I am trying to follow Griffiths & Harris, "Principles of Algebraic Geometry", page 131, where they explain how from a given divisor one obtains an element of the quotient sheaf $\mathcal M^*/ \mathcal O^*$. In their notation, $M$ is a complex manifold, $\mathcal M^*$ is the sheaf of not-identically-$0$ meromorphic functions, and $\mathcal O^*$ is the sheaf of nowhere zero holomorphic functions.
Now a divisor on $M$ is a locally finite sum of the form $$ \sum_i a_i V_i $$ where $V_i$ are irreducible analytic hypersurfaces of $M$ and $a_i \in \mathbb Z$. We take an open cover $\{ U_\alpha \}$ of $M$ such that on each $U_\alpha$, each $V_i$ is represented as the zero set of a holomorphic function $g_{i\alpha} \in \mathcal O(U_\alpha)$.
The first step to seeing $D$ as a section in $\mathcal M^*/ \mathcal O^*$ is considering the local sections $$ \prod_i g_{i\alpha}^{a_i} \in \mathcal M^*(U_\alpha) $$ This is all fine.
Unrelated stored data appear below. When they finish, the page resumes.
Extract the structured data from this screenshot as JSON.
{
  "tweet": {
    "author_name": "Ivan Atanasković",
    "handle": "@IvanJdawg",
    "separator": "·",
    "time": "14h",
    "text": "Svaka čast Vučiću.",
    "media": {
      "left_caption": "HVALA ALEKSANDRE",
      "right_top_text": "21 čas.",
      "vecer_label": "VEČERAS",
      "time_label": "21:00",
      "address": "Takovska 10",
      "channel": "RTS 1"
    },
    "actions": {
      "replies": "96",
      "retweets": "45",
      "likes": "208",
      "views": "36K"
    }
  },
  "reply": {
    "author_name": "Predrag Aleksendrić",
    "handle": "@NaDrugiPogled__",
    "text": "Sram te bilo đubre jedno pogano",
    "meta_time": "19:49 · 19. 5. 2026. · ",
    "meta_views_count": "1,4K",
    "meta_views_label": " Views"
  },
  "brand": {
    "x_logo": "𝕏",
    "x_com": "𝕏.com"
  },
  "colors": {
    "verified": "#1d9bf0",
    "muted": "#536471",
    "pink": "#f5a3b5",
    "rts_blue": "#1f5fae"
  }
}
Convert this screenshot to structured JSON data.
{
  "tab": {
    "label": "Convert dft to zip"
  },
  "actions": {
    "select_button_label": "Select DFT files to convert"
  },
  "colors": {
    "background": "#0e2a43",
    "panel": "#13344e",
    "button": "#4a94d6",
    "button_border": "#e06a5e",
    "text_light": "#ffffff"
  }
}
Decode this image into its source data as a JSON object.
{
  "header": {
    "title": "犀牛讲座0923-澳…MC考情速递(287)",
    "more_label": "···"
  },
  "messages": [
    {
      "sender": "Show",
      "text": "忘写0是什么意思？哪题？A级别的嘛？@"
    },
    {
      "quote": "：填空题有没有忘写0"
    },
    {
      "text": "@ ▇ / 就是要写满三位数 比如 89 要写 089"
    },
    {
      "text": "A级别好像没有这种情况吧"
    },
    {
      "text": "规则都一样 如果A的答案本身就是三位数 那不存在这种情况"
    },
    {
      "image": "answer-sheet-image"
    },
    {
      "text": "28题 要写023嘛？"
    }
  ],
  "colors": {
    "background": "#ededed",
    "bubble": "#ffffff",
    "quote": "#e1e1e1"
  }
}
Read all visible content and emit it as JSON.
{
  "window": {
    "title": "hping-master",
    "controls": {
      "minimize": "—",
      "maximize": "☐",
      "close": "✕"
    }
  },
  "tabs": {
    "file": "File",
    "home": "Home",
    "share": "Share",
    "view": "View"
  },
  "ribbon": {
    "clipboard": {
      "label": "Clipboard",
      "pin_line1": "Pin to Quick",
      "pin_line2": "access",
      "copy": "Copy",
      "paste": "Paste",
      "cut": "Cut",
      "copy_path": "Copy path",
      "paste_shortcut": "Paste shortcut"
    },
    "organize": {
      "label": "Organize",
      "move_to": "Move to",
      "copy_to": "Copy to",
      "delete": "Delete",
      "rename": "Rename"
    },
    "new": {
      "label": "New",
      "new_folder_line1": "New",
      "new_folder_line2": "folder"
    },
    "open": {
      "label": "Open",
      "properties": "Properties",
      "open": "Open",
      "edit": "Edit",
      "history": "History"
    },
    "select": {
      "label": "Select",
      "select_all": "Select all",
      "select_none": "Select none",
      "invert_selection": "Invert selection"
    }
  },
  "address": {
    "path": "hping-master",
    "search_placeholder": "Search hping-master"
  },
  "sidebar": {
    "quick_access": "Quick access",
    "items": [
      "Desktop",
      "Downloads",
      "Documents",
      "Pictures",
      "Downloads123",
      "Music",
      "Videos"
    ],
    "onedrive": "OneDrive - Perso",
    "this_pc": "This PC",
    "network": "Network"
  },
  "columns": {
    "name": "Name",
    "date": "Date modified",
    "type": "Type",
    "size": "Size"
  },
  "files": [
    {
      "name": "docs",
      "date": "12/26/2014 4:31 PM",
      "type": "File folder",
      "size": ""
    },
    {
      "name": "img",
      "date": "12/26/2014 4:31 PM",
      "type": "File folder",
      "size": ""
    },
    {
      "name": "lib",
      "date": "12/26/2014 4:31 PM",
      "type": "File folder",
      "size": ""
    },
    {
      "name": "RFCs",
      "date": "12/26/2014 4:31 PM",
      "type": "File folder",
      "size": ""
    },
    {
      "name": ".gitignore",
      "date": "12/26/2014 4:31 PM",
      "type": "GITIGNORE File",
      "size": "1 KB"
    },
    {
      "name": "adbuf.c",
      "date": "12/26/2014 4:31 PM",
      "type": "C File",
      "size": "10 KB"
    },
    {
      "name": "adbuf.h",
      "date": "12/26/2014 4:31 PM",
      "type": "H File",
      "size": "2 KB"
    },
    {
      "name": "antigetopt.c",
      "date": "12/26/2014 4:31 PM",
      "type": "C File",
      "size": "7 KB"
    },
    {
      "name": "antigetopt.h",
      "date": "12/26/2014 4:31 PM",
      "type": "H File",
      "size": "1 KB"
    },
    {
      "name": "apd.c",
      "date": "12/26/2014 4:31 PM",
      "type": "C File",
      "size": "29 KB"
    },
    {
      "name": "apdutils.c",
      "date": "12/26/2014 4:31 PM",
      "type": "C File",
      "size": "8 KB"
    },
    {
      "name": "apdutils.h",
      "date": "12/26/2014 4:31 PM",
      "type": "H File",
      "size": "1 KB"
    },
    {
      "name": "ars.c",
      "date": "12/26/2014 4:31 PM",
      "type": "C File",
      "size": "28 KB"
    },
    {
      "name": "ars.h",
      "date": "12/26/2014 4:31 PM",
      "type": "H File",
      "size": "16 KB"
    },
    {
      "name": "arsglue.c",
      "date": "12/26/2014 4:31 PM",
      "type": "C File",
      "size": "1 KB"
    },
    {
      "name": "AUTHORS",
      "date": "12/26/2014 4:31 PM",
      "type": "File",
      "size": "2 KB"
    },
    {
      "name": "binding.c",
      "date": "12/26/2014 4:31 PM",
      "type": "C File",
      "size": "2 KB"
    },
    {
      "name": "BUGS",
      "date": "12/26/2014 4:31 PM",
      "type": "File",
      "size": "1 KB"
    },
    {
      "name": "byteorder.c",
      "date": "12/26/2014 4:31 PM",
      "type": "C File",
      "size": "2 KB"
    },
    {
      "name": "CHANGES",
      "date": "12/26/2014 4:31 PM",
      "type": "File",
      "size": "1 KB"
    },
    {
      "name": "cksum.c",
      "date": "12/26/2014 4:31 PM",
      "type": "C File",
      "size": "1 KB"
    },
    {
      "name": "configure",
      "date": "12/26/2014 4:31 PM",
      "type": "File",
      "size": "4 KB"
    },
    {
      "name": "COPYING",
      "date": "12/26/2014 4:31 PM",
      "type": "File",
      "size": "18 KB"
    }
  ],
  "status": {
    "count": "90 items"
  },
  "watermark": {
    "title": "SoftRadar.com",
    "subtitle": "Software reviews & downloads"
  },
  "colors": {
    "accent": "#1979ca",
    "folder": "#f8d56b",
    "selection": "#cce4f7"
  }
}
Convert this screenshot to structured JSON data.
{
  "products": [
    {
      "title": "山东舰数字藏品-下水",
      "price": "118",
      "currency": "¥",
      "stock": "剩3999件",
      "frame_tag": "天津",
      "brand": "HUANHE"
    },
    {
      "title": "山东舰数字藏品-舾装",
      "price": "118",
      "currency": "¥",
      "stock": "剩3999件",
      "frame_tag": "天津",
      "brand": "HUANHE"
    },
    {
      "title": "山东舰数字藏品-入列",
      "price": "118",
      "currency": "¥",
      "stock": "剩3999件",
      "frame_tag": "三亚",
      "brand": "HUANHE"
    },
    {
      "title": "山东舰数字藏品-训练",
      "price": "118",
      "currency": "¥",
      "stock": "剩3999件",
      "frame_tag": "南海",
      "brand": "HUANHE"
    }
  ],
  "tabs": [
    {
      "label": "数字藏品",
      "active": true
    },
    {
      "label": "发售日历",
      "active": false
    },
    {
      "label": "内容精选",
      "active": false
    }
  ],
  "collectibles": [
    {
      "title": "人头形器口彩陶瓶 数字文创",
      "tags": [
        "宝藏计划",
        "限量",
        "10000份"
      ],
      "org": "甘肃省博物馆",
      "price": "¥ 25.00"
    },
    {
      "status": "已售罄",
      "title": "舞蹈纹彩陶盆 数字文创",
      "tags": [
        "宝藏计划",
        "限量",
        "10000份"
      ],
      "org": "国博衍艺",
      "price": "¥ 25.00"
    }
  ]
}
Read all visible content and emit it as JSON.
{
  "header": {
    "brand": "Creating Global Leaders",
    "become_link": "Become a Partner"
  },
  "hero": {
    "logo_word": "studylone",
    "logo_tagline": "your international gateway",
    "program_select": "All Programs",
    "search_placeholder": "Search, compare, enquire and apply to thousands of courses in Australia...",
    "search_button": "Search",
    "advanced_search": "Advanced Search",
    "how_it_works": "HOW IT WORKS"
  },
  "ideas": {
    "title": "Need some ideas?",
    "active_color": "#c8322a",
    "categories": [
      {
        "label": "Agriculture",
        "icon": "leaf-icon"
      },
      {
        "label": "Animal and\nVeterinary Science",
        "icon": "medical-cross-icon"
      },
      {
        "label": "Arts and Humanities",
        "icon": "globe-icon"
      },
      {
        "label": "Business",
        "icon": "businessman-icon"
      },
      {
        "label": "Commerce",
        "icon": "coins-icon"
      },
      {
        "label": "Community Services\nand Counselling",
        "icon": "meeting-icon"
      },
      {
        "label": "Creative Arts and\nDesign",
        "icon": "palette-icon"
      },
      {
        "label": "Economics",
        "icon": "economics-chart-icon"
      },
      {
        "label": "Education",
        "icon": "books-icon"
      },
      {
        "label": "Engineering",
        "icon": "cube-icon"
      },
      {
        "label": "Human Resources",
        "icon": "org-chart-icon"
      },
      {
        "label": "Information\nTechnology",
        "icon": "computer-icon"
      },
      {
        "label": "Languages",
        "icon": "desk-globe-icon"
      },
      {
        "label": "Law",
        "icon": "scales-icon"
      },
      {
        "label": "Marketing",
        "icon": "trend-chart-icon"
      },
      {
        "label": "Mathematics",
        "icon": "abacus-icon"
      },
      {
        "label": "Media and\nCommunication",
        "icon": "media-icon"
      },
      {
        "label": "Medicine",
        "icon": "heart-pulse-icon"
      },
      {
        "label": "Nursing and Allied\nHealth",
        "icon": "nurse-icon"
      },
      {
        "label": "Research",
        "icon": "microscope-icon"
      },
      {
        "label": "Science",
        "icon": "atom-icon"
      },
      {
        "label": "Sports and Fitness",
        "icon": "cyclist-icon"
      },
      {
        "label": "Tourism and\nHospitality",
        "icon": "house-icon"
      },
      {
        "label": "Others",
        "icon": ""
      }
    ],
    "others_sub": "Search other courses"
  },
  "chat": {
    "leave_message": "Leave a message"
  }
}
But then they claim that it is easy to see that we obtain a global section in $\mathcal M^*/\mathcal O^*$, which I am not seeing.
As far as I can tell, this amounts to saying that if we have other representing functions for $V_i$, say $g_{\alpha, i}'$, then considering the function $f_\alpha'$ that we get from the $g_{\alpha, i}'$, we have that the quotient $f_\alpha/f_\alpha'$ is a nowhere vanishing holomorphic functions. Why would this be? I feel like this comes down to something which I don't know about the functions locally defining hypersurfaces.
So essentially, my question I think boils down to the simpler case where $D = V$ with $V$ an irreducible analytic hypersurface. Then if $V$ is $f_\alpha = 0$ on $U_\alpha$ and $f_\beta = 0$ on $U_\beta$ with $U_\alpha \cap U_\beta \neq \emptyset$, why is it that $f_\alpha/f_\beta \in \mathcal O^*$? Why is it that the quotient even makes sense, given that $f_\beta$ vanishes on $V$?